I don’t care… You have weird dreams all the time, but you are still compelled to tell me about each one in excruciating detail. Your storytelling ability is lacking when it comes to real life, and believe me, it doesn’t get any better when relaying stuff that didn’t actually happen and you can’t remember clearly.
Yes, I think it’s odd that every bad dream you have takes place at “your grandmothers house, but different”. Maybe you should talk to someone about that… just not me.
I don’t know what your dreams mean. I won’t even speculate. I think there are books about that at the library if you’re interested. But I don’t know what they mean today, and I probably won’t next week either. But that won’t stop you from asking, will it?
You would think that the fact that for the last two years, my responses have consisted solely of “Hmmm”, “that’s weird”, and utter silence would give you the hint that hearing about a dream second hand is one of the most boring, hard to follow, and irritating things in the world. I hope to God I don’t do anything that irritates you as much…
OK, I got that off my chest.
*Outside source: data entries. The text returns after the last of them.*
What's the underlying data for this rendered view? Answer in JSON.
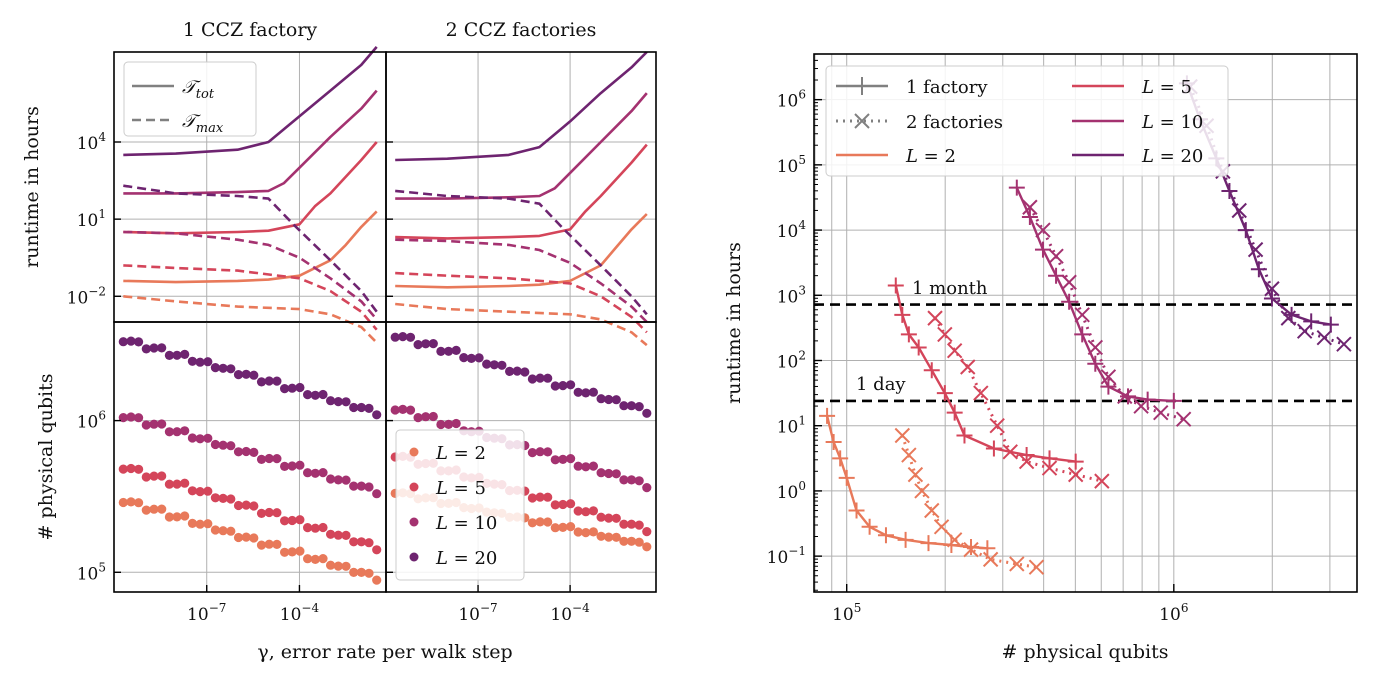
{
  "colors": {
    "L2": "#e8795a",
    "L5": "#d4455a",
    "L10": "#a43270",
    "L20": "#6e2470",
    "gray": "#808080",
    "black": "#000000"
  },
  "chart_data": [
    {
      "id": "left-top",
      "type": "line",
      "panels": [
        {
          "title": "1 CCZ factory",
          "key": "p1"
        },
        {
          "title": "2 CCZ factories",
          "key": "p2"
        }
      ],
      "ylabel": "runtime in hours",
      "xscale": "log",
      "yscale": "log",
      "xlim_log10": [
        -10,
        -1.2
      ],
      "ylim_log10": [
        -3.0,
        7.5
      ],
      "yticks": [
        {
          "v": 4,
          "label": "10^4",
          "base": "10",
          "exp": "4"
        },
        {
          "v": 1,
          "label": "10^1",
          "base": "10",
          "exp": "1"
        },
        {
          "v": -2,
          "label": "10^-2",
          "base": "10",
          "exp": "−2"
        }
      ],
      "legend": [
        {
          "label": "T_tot",
          "main": "𝒯",
          "sub": "tot",
          "style": "solid"
        },
        {
          "label": "T_max",
          "main": "𝒯",
          "sub": "max",
          "style": "dashed"
        }
      ],
      "series": {
        "p1": [
          {
            "L": 2,
            "kind": "tot",
            "x": [
              -9.7,
              -8,
              -6,
              -5,
              -4,
              -3,
              -2.5,
              -2,
              -1.5
            ],
            "y": [
              -1.4,
              -1.45,
              -1.4,
              -1.35,
              -1.2,
              -0.6,
              0.0,
              0.7,
              1.3
            ]
          },
          {
            "L": 5,
            "kind": "tot",
            "x": [
              -9.7,
              -8,
              -6,
              -5,
              -4,
              -3.5,
              -3,
              -2,
              -1.5
            ],
            "y": [
              0.5,
              0.45,
              0.5,
              0.55,
              0.8,
              1.5,
              2.0,
              3.3,
              4.0
            ]
          },
          {
            "L": 10,
            "kind": "tot",
            "x": [
              -9.7,
              -8,
              -6,
              -5,
              -4.5,
              -4,
              -3,
              -2,
              -1.5
            ],
            "y": [
              2.0,
              2.0,
              2.05,
              2.1,
              2.4,
              3.0,
              4.2,
              5.3,
              6.0
            ]
          },
          {
            "L": 20,
            "kind": "tot",
            "x": [
              -9.7,
              -8,
              -6,
              -5,
              -4.5,
              -4,
              -3,
              -2,
              -1.5
            ],
            "y": [
              3.5,
              3.55,
              3.7,
              4.0,
              4.5,
              5.0,
              6.0,
              7.0,
              7.7
            ]
          },
          {
            "L": 2,
            "kind": "max",
            "x": [
              -9.7,
              -8,
              -6,
              -4,
              -3,
              -2,
              -1.5
            ],
            "y": [
              -2.0,
              -2.2,
              -2.4,
              -2.5,
              -2.7,
              -3.2,
              -3.8
            ]
          },
          {
            "L": 5,
            "kind": "max",
            "x": [
              -9.7,
              -8,
              -6,
              -4,
              -3,
              -2,
              -1.5
            ],
            "y": [
              -0.8,
              -0.9,
              -1.0,
              -1.3,
              -1.8,
              -2.6,
              -3.3
            ]
          },
          {
            "L": 10,
            "kind": "max",
            "x": [
              -9.7,
              -8,
              -6,
              -5,
              -4,
              -3,
              -2,
              -1.5
            ],
            "y": [
              0.5,
              0.45,
              0.2,
              0.0,
              -0.5,
              -1.3,
              -2.2,
              -2.9
            ]
          },
          {
            "L": 20,
            "kind": "max",
            "x": [
              -9.7,
              -8,
              -6,
              -5,
              -4.2,
              -3,
              -2,
              -1.5
            ],
            "y": [
              2.3,
              2.0,
              1.9,
              1.8,
              0.8,
              -0.6,
              -1.8,
              -2.6
            ]
          }
        ],
        "p2": [
          {
            "L": 2,
            "kind": "tot",
            "x": [
              -9.7,
              -8,
              -6,
              -5,
              -4,
              -3,
              -2.5,
              -2,
              -1.5
            ],
            "y": [
              -1.6,
              -1.65,
              -1.6,
              -1.55,
              -1.4,
              -0.8,
              -0.1,
              0.6,
              1.2
            ]
          },
          {
            "L": 5,
            "kind": "tot",
            "x": [
              -9.7,
              -8,
              -6,
              -5,
              -4,
              -3.5,
              -3,
              -2,
              -1.5
            ],
            "y": [
              0.3,
              0.25,
              0.3,
              0.35,
              0.6,
              1.3,
              1.9,
              3.2,
              3.9
            ]
          },
          {
            "L": 10,
            "kind": "tot",
            "x": [
              -9.7,
              -8,
              -6,
              -5,
              -4.5,
              -4,
              -3,
              -2,
              -1.5
            ],
            "y": [
              1.8,
              1.8,
              1.85,
              1.9,
              2.2,
              2.8,
              4.0,
              5.2,
              5.9
            ]
          },
          {
            "L": 20,
            "kind": "tot",
            "x": [
              -9.7,
              -8,
              -6,
              -5,
              -4.5,
              -4,
              -3,
              -2,
              -1.5
            ],
            "y": [
              3.3,
              3.35,
              3.5,
              3.8,
              4.3,
              4.8,
              5.9,
              6.9,
              7.5
            ]
          },
          {
            "L": 2,
            "kind": "max",
            "x": [
              -9.7,
              -8,
              -6,
              -4,
              -3,
              -2,
              -1.5
            ],
            "y": [
              -2.3,
              -2.5,
              -2.6,
              -2.7,
              -2.9,
              -3.4,
              -3.9
            ]
          },
          {
            "L": 5,
            "kind": "max",
            "x": [
              -9.7,
              -8,
              -6,
              -4,
              -3,
              -2,
              -1.5
            ],
            "y": [
              -1.1,
              -1.2,
              -1.3,
              -1.5,
              -2.0,
              -2.8,
              -3.4
            ]
          },
          {
            "L": 10,
            "kind": "max",
            "x": [
              -9.7,
              -8,
              -6,
              -5,
              -4,
              -3,
              -2,
              -1.5
            ],
            "y": [
              0.2,
              0.15,
              0.0,
              -0.2,
              -0.7,
              -1.5,
              -2.4,
              -3.0
            ]
          },
          {
            "L": 20,
            "kind": "max",
            "x": [
              -9.7,
              -8,
              -6,
              -5,
              -4.2,
              -3,
              -2,
              -1.5
            ],
            "y": [
              2.1,
              1.9,
              1.8,
              1.6,
              0.6,
              -0.8,
              -2.0,
              -2.7
            ]
          }
        ]
      }
    },
    {
      "id": "left-bottom",
      "type": "scatter",
      "ylabel": "# physical qubits",
      "xlabel": "γ, error rate per walk step",
      "xscale": "log",
      "yscale": "log",
      "xlim_log10": [
        -10,
        -1.2
      ],
      "ylim_log10": [
        4.87,
        6.65
      ],
      "xticks": [
        {
          "v": -7,
          "label": "10^-7",
          "base": "10",
          "exp": "−7"
        },
        {
          "v": -4,
          "label": "10^-4",
          "base": "10",
          "exp": "−4"
        }
      ],
      "yticks": [
        {
          "v": 6,
          "label": "10^6",
          "base": "10",
          "exp": "6"
        },
        {
          "v": 5,
          "label": "10^5",
          "base": "10",
          "exp": "5"
        }
      ],
      "legend": [
        {
          "label": "L = 2",
          "pre": "L",
          "val": "2"
        },
        {
          "label": "L = 5",
          "pre": "L",
          "val": "5"
        },
        {
          "label": "L = 10",
          "pre": "L",
          "val": "10"
        },
        {
          "label": "L = 20",
          "pre": "L",
          "val": "20"
        }
      ],
      "series": {
        "p1": [
          {
            "L": 2,
            "start": 5.46,
            "end": 4.95
          },
          {
            "L": 5,
            "start": 5.68,
            "end": 5.15
          },
          {
            "L": 10,
            "start": 6.02,
            "end": 5.52
          },
          {
            "L": 20,
            "start": 6.52,
            "end": 6.04
          }
        ],
        "p2": [
          {
            "L": 2,
            "start": 5.52,
            "end": 5.17
          },
          {
            "L": 5,
            "start": 5.76,
            "end": 5.27
          },
          {
            "L": 10,
            "start": 6.07,
            "end": 5.56
          },
          {
            "L": 20,
            "start": 6.55,
            "end": 6.05
          }
        ]
      }
    },
    {
      "id": "right",
      "type": "scatter",
      "xlabel": "# physical qubits",
      "ylabel": "runtime in hours",
      "xscale": "log",
      "yscale": "log",
      "xlim_log10": [
        4.9,
        6.56
      ],
      "ylim_log10": [
        -1.55,
        6.7
      ],
      "xticks": [
        {
          "v": 5,
          "label": "10^5",
          "base": "10",
          "exp": "5"
        },
        {
          "v": 6,
          "label": "10^6",
          "base": "10",
          "exp": "6"
        }
      ],
      "yticks": [
        {
          "v": 6,
          "label": "10^6",
          "base": "10",
          "exp": "6"
        },
        {
          "v": 5,
          "label": "10^5",
          "base": "10",
          "exp": "5"
        },
        {
          "v": 4,
          "label": "10^4",
          "base": "10",
          "exp": "4"
        },
        {
          "v": 3,
          "label": "10^3",
          "base": "10",
          "exp": "3"
        },
        {
          "v": 2,
          "label": "10^2",
          "base": "10",
          "exp": "2"
        },
        {
          "v": 1,
          "label": "10^1",
          "base": "10",
          "exp": "1"
        },
        {
          "v": 0,
          "label": "10^0",
          "base": "10",
          "exp": "0"
        },
        {
          "v": -1,
          "label": "10^-1",
          "base": "10",
          "exp": "−1"
        }
      ],
      "hlines": [
        {
          "value_hours": 720,
          "label": "1 month"
        },
        {
          "value_hours": 24,
          "label": "1 day"
        }
      ],
      "legend": [
        {
          "label": "1 factory",
          "kind": "line-plus",
          "color": "gray"
        },
        {
          "label": "2 factories",
          "kind": "dot-x",
          "color": "gray"
        },
        {
          "label": "L = 2",
          "kind": "line",
          "color": "L2",
          "pre": "L",
          "val": "2"
        },
        {
          "label": "L = 5",
          "kind": "line",
          "color": "L5",
          "pre": "L",
          "val": "5"
        },
        {
          "label": "L = 10",
          "kind": "line",
          "color": "L10",
          "pre": "L",
          "val": "10"
        },
        {
          "label": "L = 20",
          "kind": "line",
          "color": "L20",
          "pre": "L",
          "val": "20"
        }
      ],
      "series": [
        {
          "L": 2,
          "factories": 1,
          "x": [
            4.94,
            4.96,
            4.98,
            5.0,
            5.03,
            5.07,
            5.12,
            5.18,
            5.25,
            5.32,
            5.38,
            5.43
          ],
          "y": [
            1.15,
            0.75,
            0.5,
            0.2,
            -0.3,
            -0.55,
            -0.68,
            -0.75,
            -0.8,
            -0.83,
            -0.86,
            -0.88
          ]
        },
        {
          "L": 2,
          "factories": 2,
          "x": [
            5.17,
            5.19,
            5.21,
            5.23,
            5.26,
            5.29,
            5.33,
            5.38,
            5.44,
            5.52,
            5.58
          ],
          "y": [
            0.85,
            0.55,
            0.25,
            0.0,
            -0.3,
            -0.55,
            -0.75,
            -0.9,
            -1.05,
            -1.12,
            -1.17
          ]
        },
        {
          "L": 5,
          "factories": 1,
          "x": [
            5.15,
            5.17,
            5.19,
            5.22,
            5.26,
            5.3,
            5.33,
            5.36,
            5.45,
            5.55,
            5.62,
            5.7
          ],
          "y": [
            3.15,
            2.7,
            2.4,
            2.2,
            1.85,
            1.5,
            1.2,
            0.85,
            0.65,
            0.55,
            0.5,
            0.45
          ]
        },
        {
          "L": 5,
          "factories": 2,
          "x": [
            5.27,
            5.3,
            5.33,
            5.37,
            5.41,
            5.46,
            5.5,
            5.55,
            5.62,
            5.7,
            5.78
          ],
          "y": [
            2.65,
            2.4,
            2.15,
            1.9,
            1.5,
            1.0,
            0.6,
            0.45,
            0.35,
            0.25,
            0.15
          ]
        },
        {
          "L": 10,
          "factories": 1,
          "x": [
            5.52,
            5.56,
            5.6,
            5.64,
            5.68,
            5.72,
            5.76,
            5.8,
            5.86,
            5.92,
            6.0
          ],
          "y": [
            4.65,
            4.2,
            3.7,
            3.3,
            2.9,
            2.4,
            1.95,
            1.6,
            1.45,
            1.4,
            1.38
          ]
        },
        {
          "L": 10,
          "factories": 2,
          "x": [
            5.56,
            5.6,
            5.64,
            5.68,
            5.72,
            5.76,
            5.8,
            5.85,
            5.9,
            5.96,
            6.03
          ],
          "y": [
            4.35,
            4.0,
            3.6,
            3.2,
            2.7,
            2.2,
            1.75,
            1.45,
            1.3,
            1.2,
            1.1
          ]
        },
        {
          "L": 20,
          "factories": 1,
          "x": [
            6.04,
            6.08,
            6.13,
            6.17,
            6.22,
            6.26,
            6.3,
            6.36,
            6.42,
            6.48
          ],
          "y": [
            6.25,
            5.7,
            5.1,
            4.6,
            4.0,
            3.4,
            2.95,
            2.7,
            2.6,
            2.55
          ]
        },
        {
          "L": 20,
          "factories": 2,
          "x": [
            6.05,
            6.1,
            6.15,
            6.2,
            6.25,
            6.3,
            6.35,
            6.4,
            6.46,
            6.52
          ],
          "y": [
            6.2,
            5.6,
            4.9,
            4.3,
            3.7,
            3.1,
            2.65,
            2.45,
            2.35,
            2.25
          ]
        }
      ]
    }
  ]
}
It’s not worth fighting over in person. I love my wife, but I just had to vent. Thanks for listening.
Hippies used to say there was nothing as boring as somebody else’s dream, unless it was somebody else’s acid trip. Both experiences seem to generate some vague, yet impelling sense of being Significant.
Used to be, people would pay good money, and gobs of it, for somebody to listen to their dreams as though they were Important.
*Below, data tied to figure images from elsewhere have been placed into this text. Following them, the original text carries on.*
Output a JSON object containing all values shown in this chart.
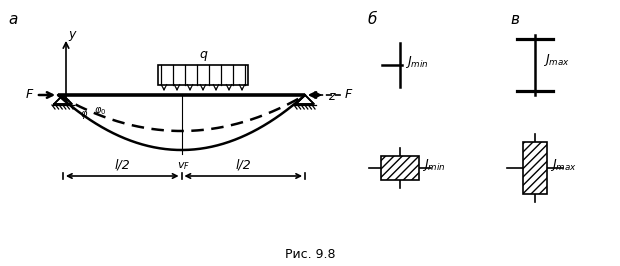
{
  "bg_color": "#ffffff",
  "fig_width": 6.2,
  "fig_height": 2.66,
  "dpi": 100,
  "label_a": "a",
  "label_b": "б",
  "label_v": "в",
  "label_F": "F",
  "label_q": "q",
  "label_y": "y",
  "label_z": "z",
  "label_l2_left": "l/2",
  "label_l2_right": "l/2",
  "caption": "Рис. 9.8"
}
Anyway, I was on this train, going into the tunnel, on my way to my Mother’s house…
“Ah, Blackadder. It has been a wild afternoon full of strange omens. I dreamt that a large eagle circled the room three times and then got into bed with me and took all the blankets. And then I saw that it wasn’t an eagle at all but a large black snake. Also Duncan’s horses did turn and eat each other. As usual. Good portents for your duel, do you think?”
“Was it the dream where your wearing these sort of sun god robes, and thousands of screaming naked women are throwing tiny dill pickles at you? Why am I the only one who has that dream?”
You know that nightmare where you show up to school, and it’s the final, and no one told you, and you haven’t studied? That happened to me in real life. Twice. (Except for the part about no one telling me about the tests.)
I used to have that dream, a lot, where you show up in public in your underwear. And I used to have the dream where you have to take a test and you just aren’t ready.
So the other night – I’m not making this up – I had a dream where the teacher showed up, in his underwear, and he wasn’t ready to give the test.
Hehe, I bore my bf with my dreams all the time, he hates it! He has taken to going la la la la very loud when I attempt to tell him about them…but it didn’t put me off! I managed it in the end!
He seems to have this idea that my dreams are boring! The nerve! :righteously indignant:
Well, all things considered, there are a lot worse things to have to put up with. And for the record, I do listen, somewhat. Ok, maybe listen is too strong a word, but at least I don’t go “LA-LA-LA-LA”
I guess I’m not alone, and maybe some of you other “Dream-tellers” will find it in your hearts to limit yourselves once in a while.